Bharatanatyam is one of India's most prominent and extensively performed classical dance genres.
Bharatanatyam is a preeminent Indian classical dance style that is recognized as the mother of many other Indian classical dance forms.
Origin and Evolution of Bharatanatyam
Bharatanatyam, a devotional and spiritual dance style, has its origins in the Hindu temples of Tamil Nadu in South India.
- Although there is little proof of Bharatanatyam's linear progression over the previous 2,000 years, Tamil and Sanskrit manuscripts claim to its ancient origins.
- Bharatanatyam's theoretical framework is called 'Sadir'. It is believed that Sage Bharata recorded the dance style in the Natya Shastra (2BC-2AD) in Sanskrit.
- The Bharatanatyam style of dance was mainly performed by Devadasis (dancers who dedicated their lives to serving the Lord as servants) from 300 BCE to 300 CE.

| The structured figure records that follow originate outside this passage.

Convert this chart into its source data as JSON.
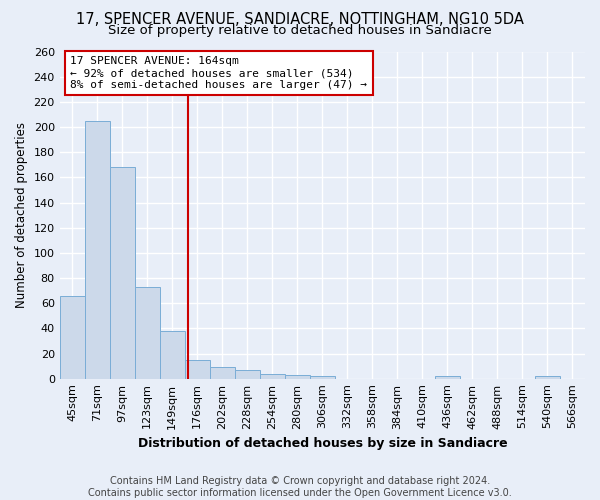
{
  "title": "17, SPENCER AVENUE, SANDIACRE, NOTTINGHAM, NG10 5DA",
  "subtitle": "Size of property relative to detached houses in Sandiacre",
  "xlabel": "Distribution of detached houses by size in Sandiacre",
  "ylabel": "Number of detached properties",
  "bar_color": "#ccd9ea",
  "bar_edge_color": "#7aadd6",
  "background_color": "#e8eef8",
  "grid_color": "#ffffff",
  "categories": [
    "45sqm",
    "71sqm",
    "97sqm",
    "123sqm",
    "149sqm",
    "176sqm",
    "202sqm",
    "228sqm",
    "254sqm",
    "280sqm",
    "306sqm",
    "332sqm",
    "358sqm",
    "384sqm",
    "410sqm",
    "436sqm",
    "462sqm",
    "488sqm",
    "514sqm",
    "540sqm",
    "566sqm"
  ],
  "values": [
    66,
    205,
    168,
    73,
    38,
    15,
    9,
    7,
    4,
    3,
    2,
    0,
    0,
    0,
    0,
    2,
    0,
    0,
    0,
    2,
    0
  ],
  "ylim": [
    0,
    260
  ],
  "yticks": [
    0,
    20,
    40,
    60,
    80,
    100,
    120,
    140,
    160,
    180,
    200,
    220,
    240,
    260
  ],
  "property_line_x": 4.62,
  "property_line_color": "#cc0000",
  "annotation_line1": "17 SPENCER AVENUE: 164sqm",
  "annotation_line2": "← 92% of detached houses are smaller (534)",
  "annotation_line3": "8% of semi-detached houses are larger (47) →",
  "annotation_box_color": "#ffffff",
  "annotation_box_edge_color": "#cc0000",
  "footer_text": "Contains HM Land Registry data © Crown copyright and database right 2024.\nContains public sector information licensed under the Open Government Licence v3.0.",
  "title_fontsize": 10.5,
  "subtitle_fontsize": 9.5,
  "annotation_fontsize": 8.0,
  "footer_fontsize": 7.0,
  "ylabel_fontsize": 8.5,
  "xlabel_fontsize": 9.0
}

- The invaders of the British colonial rule viewed the Devadasi custom as disgraceful and therefore in 1910, the British Empire's Madras Presidency officially forbade temple dances within the Hindu temples.
- In the 20th century, E. Krishna Iyer, a lawyer, activist, and classical artist, revived the Bharatanatyam dance form along with theosophist and choreographer Rukmini Devi Arundale.
Stages of Bharatanatyam
The portrayal of Bharatanatyam adheres to Natya Shastra's three categories of performance. These are:
Nritta (Nirutham): It is an introductory and technical performance that tries to engage the audience's senses. It has no interpretive significance, and it does not convey a story.
Nritya (Niruthiyam): This section of Bharatanatyam tries to captivate the viewer's emotions and thoughts by articulating a legend or a spiritual message. The dance-acting, in this case, expands to incorporate the silent articulation of words through gestures and body movement set to musical notes.
Natya (Natyam): It is a fusion of Nritta and Natya dance sequences. It is a dramatic portrayal in which rhythmic movement and dramatic expression of emotion are presented uniquely.
Sequences of Bharatanatyam
The traditional Bharatanatyam performance is divided into eight sequences (Margam). These are:
Pushpanjali: It is the first sequence of the dance and a symbol of respect. The performer in this dance presents flowers and salutations to the Hindu deities, the master, and the audience.
Alarippu: It is a preparatory warm-up dance without music, allowing the dancer to release their energy and move while avoiding distractions and with single-minded attention.
Jatiswaram: In this section, the moves get increasingly intricate. While not yet transmitting any message, the dancers execute extremely skilful and trained postures.
Shabdam: In this part of the performance, the solo dancer, vocalists, and musical team offer brief compositions with words and meanings in a variety of moods.
Varnam: It is the longest section that typically lasts 45 minutes to an hour. It is the core sequence of the performance where the dancer performs complicated moves depicting beauty and brilliance in a spiritual context.
Padam: This sequence focuses on the abhinaya, where a spiritual message or devotional religious prayer is expressed.
Tillana: It is a part of Nritta that combines beautiful moves with sculpture-like poses. This section usually concludes in a fast-paced beat that charms the audience.
Shlokam or Mangalam: This is the seventh and final piece of the sequence that can be a Shlokam or a Mangalam. The performers wish for blessings for everyone in the room.
Famous Bharatanatyam Dancers
Some of the most brilliant and well-known Bharatanatyam dancers are listed below:
- Rukmini Devi
- Padma Subrahmanyam
- Alarmel Valli
- Yamini Krishnamurthy
- Mallika Sarabhai
Bharatanatyam evolved from temples to theatres over time, but its religious component, representation of human emotions, and artistic storytelling continued to exist.
Bharatanatyam can be defined in two parts: one part is entirely technical when the feet are utilized to stamp distinct complex rhythms while the hands and eyes make adorning gestures, the other part is when these hands and facial expressions, as well as body movement, depict stories from Hindu mythology.
FAQs on Bharatanatyam
Q1. From where did Bharatanatyam originate?
Ans. Bharatanatyam originated in Tamil Nadu (South India).
Q2. Is Bharatanatyam religious?
Ans. Bharatanatyam is a dance of Tamil Nadu in southern India. Bharatanatyam often is used to express Hindu religious stories and devotions
Q3. Name two popular Bharatanatyam dancers.
Ans. Rukmini Devi and Padma Subrahmanyam.
Q4. Who revived Bharatanatyam?
Ans. E. Krishna Iyer and Rukmini Devi Arundale revived Bharatanatyam.